Au terme de cette lecture, le sultan rejoint sa résidence mais dès la prière de d’El Açer, il revient dans ce quartier d’Amdit, à une place de Tendekaïna, en face de la demeure de Zakaria. Faisant face à l’est sur son cheval, il reçoit les salutations d’une vieille femme, descendante des serviteurs de Zakaria qui se détache de la foule et qui avance  en dansant. Cette cérémonie marque la fin de la fête.

Le lendemain a lieu une cérémonie plus réduite qui consiste à transférer le gravier de la mosquée de Tendé à la demeure du sultan. Ce gravier sur lequel sont assis le sultan, l’Imam et les marabouts, le jour du tendé, est l’objet de haute considération.

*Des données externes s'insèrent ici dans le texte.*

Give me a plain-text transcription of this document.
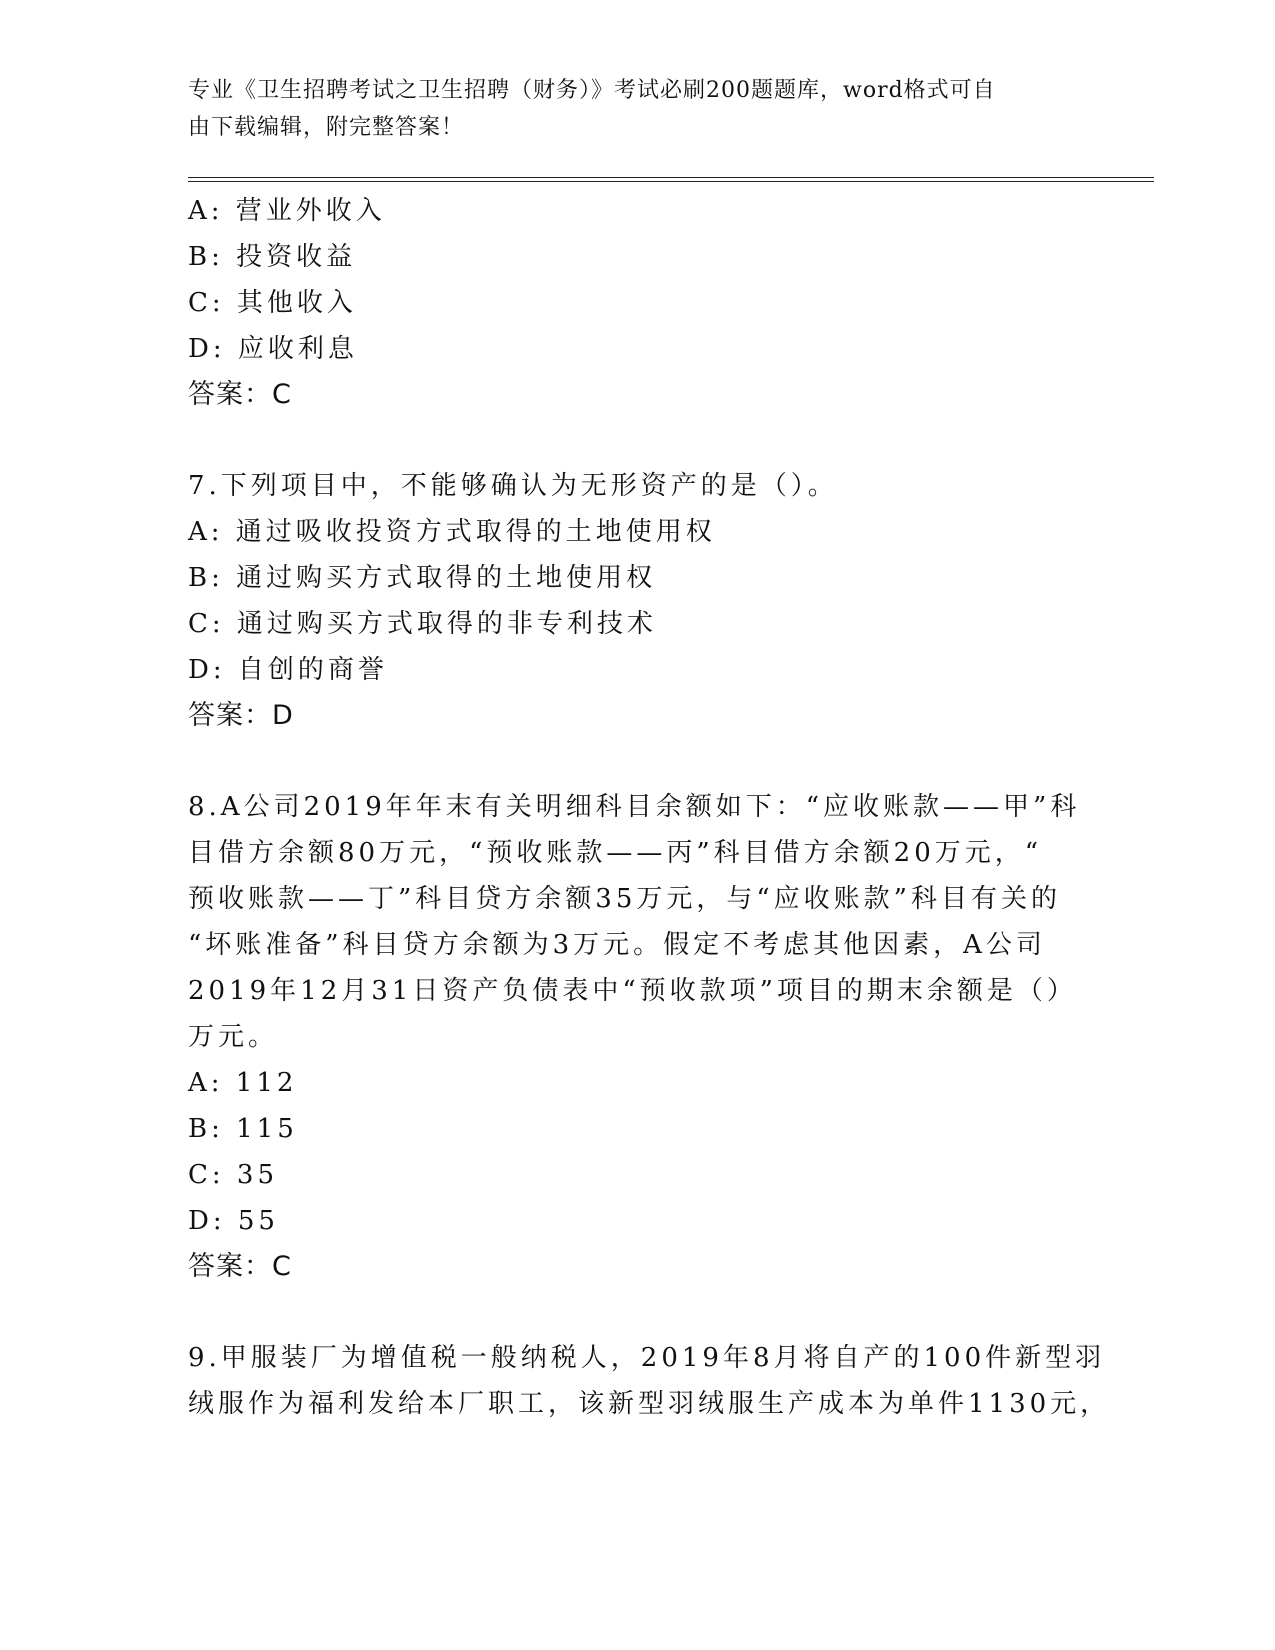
专业《卫生招聘考试之卫生招聘（财务）》考试必刷200题题库，word格式可自
由下载编辑，附完整答案！
A: 营业外收入
B: 投资收益
C: 其他收入
D: 应收利息
答案：C
7.下列项目中，不能够确认为无形资产的是（）。
A: 通过吸收投资方式取得的土地使用权
B: 通过购买方式取得的土地使用权
C: 通过购买方式取得的非专利技术
D: 自创的商誉
答案：D
8.A公司2019年年末有关明细科目余额如下：“应收账款——甲”科
目借方余额80万元，“预收账款——丙”科目借方余额20万元，“
预收账款——丁”科目贷方余额35万元，与“应收账款”科目有关的
“坏账准备”科目贷方余额为3万元。假定不考虑其他因素，A公司
2019年12月31日资产负债表中“预收款项”项目的期末余额是（）
万元。
A: 112
B: 115
C: 35
D: 55
答案：C
9.甲服装厂为增值税一般纳税人，2019年8月将自产的100件新型羽
绒服作为福利发给本厂职工，该新型羽绒服生产成本为单件1130元，
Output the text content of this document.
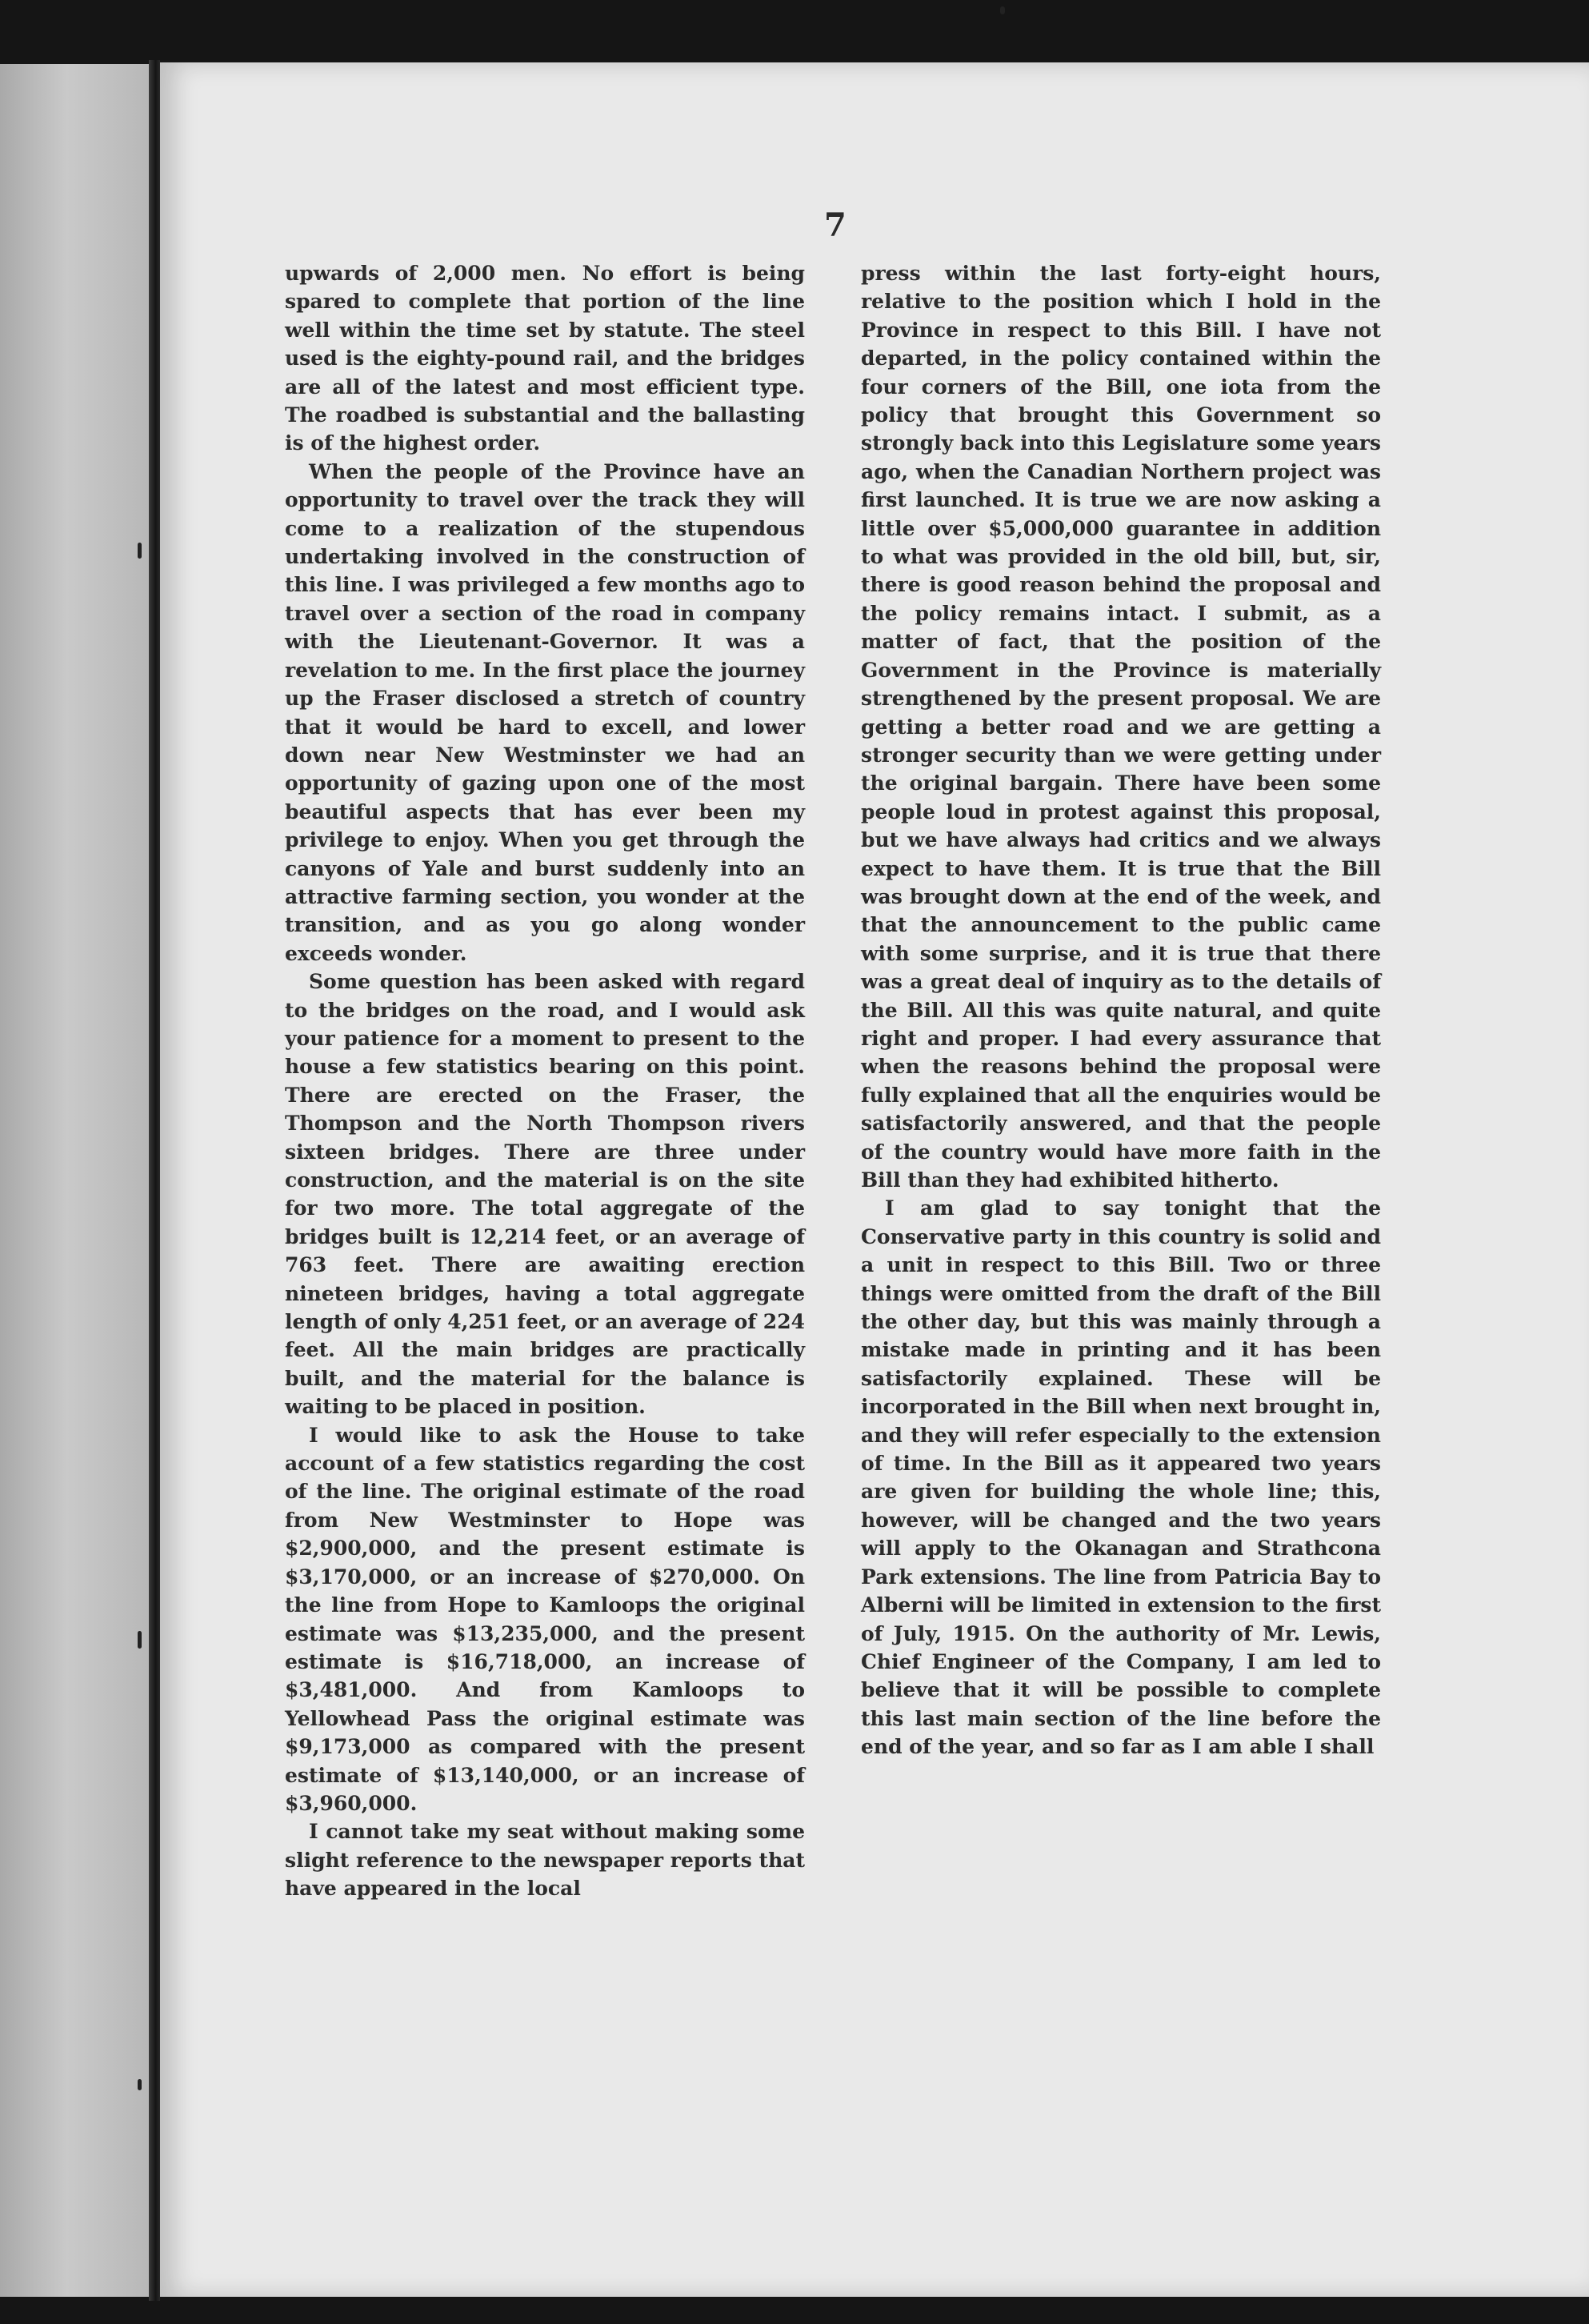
7

upwards of 2,000 men. No effort is being spared to complete that portion of the line well within the time set by statute. The steel used is the eighty-pound rail, and the bridges are all of the latest and most efficient type. The roadbed is substantial and the ballasting is of the highest order.

When the people of the Province have an opportunity to travel over the track they will come to a realization of the stupendous undertaking involved in the construction of this line. I was privileged a few months ago to travel over a section of the road in company with the Lieutenant-Governor. It was a revelation to me. In the first place the journey up the Fraser disclosed a stretch of country that it would be hard to excell, and lower down near New Westminster we had an opportunity of gazing upon one of the most beautiful aspects that has ever been my privilege to enjoy. When you get through the canyons of Yale and burst suddenly into an attractive farming section, you wonder at the transition, and as you go along wonder exceeds wonder.

Some question has been asked with regard to the bridges on the road, and I would ask your patience for a moment to present to the house a few statistics bearing on this point. There are erected on the Fraser, the Thompson and the North Thompson rivers sixteen bridges. There are three under construction, and the material is on the site for two more. The total aggregate of the bridges built is 12,214 feet, or an average of 763 feet. There are awaiting erection nineteen bridges, having a total aggregate length of only 4,251 feet, or an average of 224 feet. All the main bridges are practically built, and the material for the balance is waiting to be placed in position.

I would like to ask the House to take account of a few statistics regarding the cost of the line. The original estimate of the road from New Westminster to Hope was $2,900,000, and the present estimate is $3,170,000, or an increase of $270,000. On the line from Hope to Kamloops the original estimate was $13,235,000, and the present estimate is $16,718,000, an increase of $3,481,000. And from Kamloops to Yellowhead Pass the original estimate was $9,173,000 as compared with the present estimate of $13,140,000, or an increase of $3,960,000.

I cannot take my seat without making some slight reference to the newspaper reports that have appeared in the local

press within the last forty-eight hours, relative to the position which I hold in the Province in respect to this Bill. I have not departed, in the policy contained within the four corners of the Bill, one iota from the policy that brought this Government so strongly back into this Legislature some years ago, when the Canadian Northern project was first launched. It is true we are now asking a little over $5,000,000 guarantee in addition to what was provided in the old bill, but, sir, there is good reason behind the proposal and the policy remains intact. I submit, as a matter of fact, that the position of the Government in the Province is materially strengthened by the present proposal. We are getting a better road and we are getting a stronger security than we were getting under the original bargain. There have been some people loud in protest against this proposal, but we have always had critics and we always expect to have them. It is true that the Bill was brought down at the end of the week, and that the announcement to the public came with some surprise, and it is true that there was a great deal of inquiry as to the details of the Bill. All this was quite natural, and quite right and proper. I had every assurance that when the reasons behind the proposal were fully explained that all the enquiries would be satisfactorily answered, and that the people of the country would have more faith in the Bill than they had exhibited hitherto.

I am glad to say tonight that the Conservative party in this country is solid and a unit in respect to this Bill. Two or three things were omitted from the draft of the Bill the other day, but this was mainly through a mistake made in printing and it has been satisfactorily explained. These will be incorporated in the Bill when next brought in, and they will refer especially to the extension of time. In the Bill as it appeared two years are given for building the whole line; this, however, will be changed and the two years will apply to the Okanagan and Strathcona Park extensions. The line from Patricia Bay to Alberni will be limited in extension to the first of July, 1915. On the authority of Mr. Lewis, Chief Engineer of the Company, I am led to believe that it will be possible to complete this last main section of the line before the end of the year, and so far as I am able I shall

Dès la fin de la lecture du tendé, la foule se rue pour se procurer quelques grains. Chacun en avale 7 et repartit les autres dans les divers coins de la maison. Ce sont les restes de graviers qui sont portés par les femmes chez le sultan. Ce transport rituel se fait en 7 voyages au coucher du soleil accompagnés de chansons religieuses et de la musique. Au dernier voyage, la petite foule se rend auprès du Sultan qui essuie avec la main le tambour des porteuses de gravier et se frotte la figure en guise de bénédiction.

Ensuite, c’est au tour des femmes du sultan, de ses enfants et puis de la foule de faire le même geste pour obtenir la bénédiction du sultan.

A In’gall particulièrement le mouloud dure un mois.

A In’gall particulièrement le mouloud est fêté depuis la nuit des temps et symbolise la naissance du prophète Mohamed. Cette fête est célébrée en deux phases chez les Issawaghens. Le 11 du mois lunaire Rabioul Awal ou Almouloud en Tessawak et le baptême une semaine après.

Cette fête s’appelle Almouloud. Les Ingallawas Issawaghens lui accordent tellement d’importance que même les enfants nés courant ce mois se baptisent Maouli pour les garçons et Khadija pour les filles (nom célèbre de la compagne du prophète). Dix jours avant le jour «J» les marabouts organisent des séances de lecture du coran et des éloges du prophète.

Enfin le jour «J»: dès 15 h 30, les vieilles femmes se mettent en place pour Azirey-Zerey signifiant l’arrivée du prophète au monde. Des danses au son des Akanazam, sortes de tambourins et des chants envahissent tout le village. Dans la nuit, le rythme devient plus endiablé car, l’heure de la naissance se fait plus proche.

Aux premières lueurs du jour, l’enfant prodigue naquit. Tout le village éclate de joie: les cœurs apaisés et joyeux, tout le monde rentre à la maison en remerciant le miséricordieux. Une semaine après, tout se remet en place pour le baptême avec beaucoup plus de sérénité.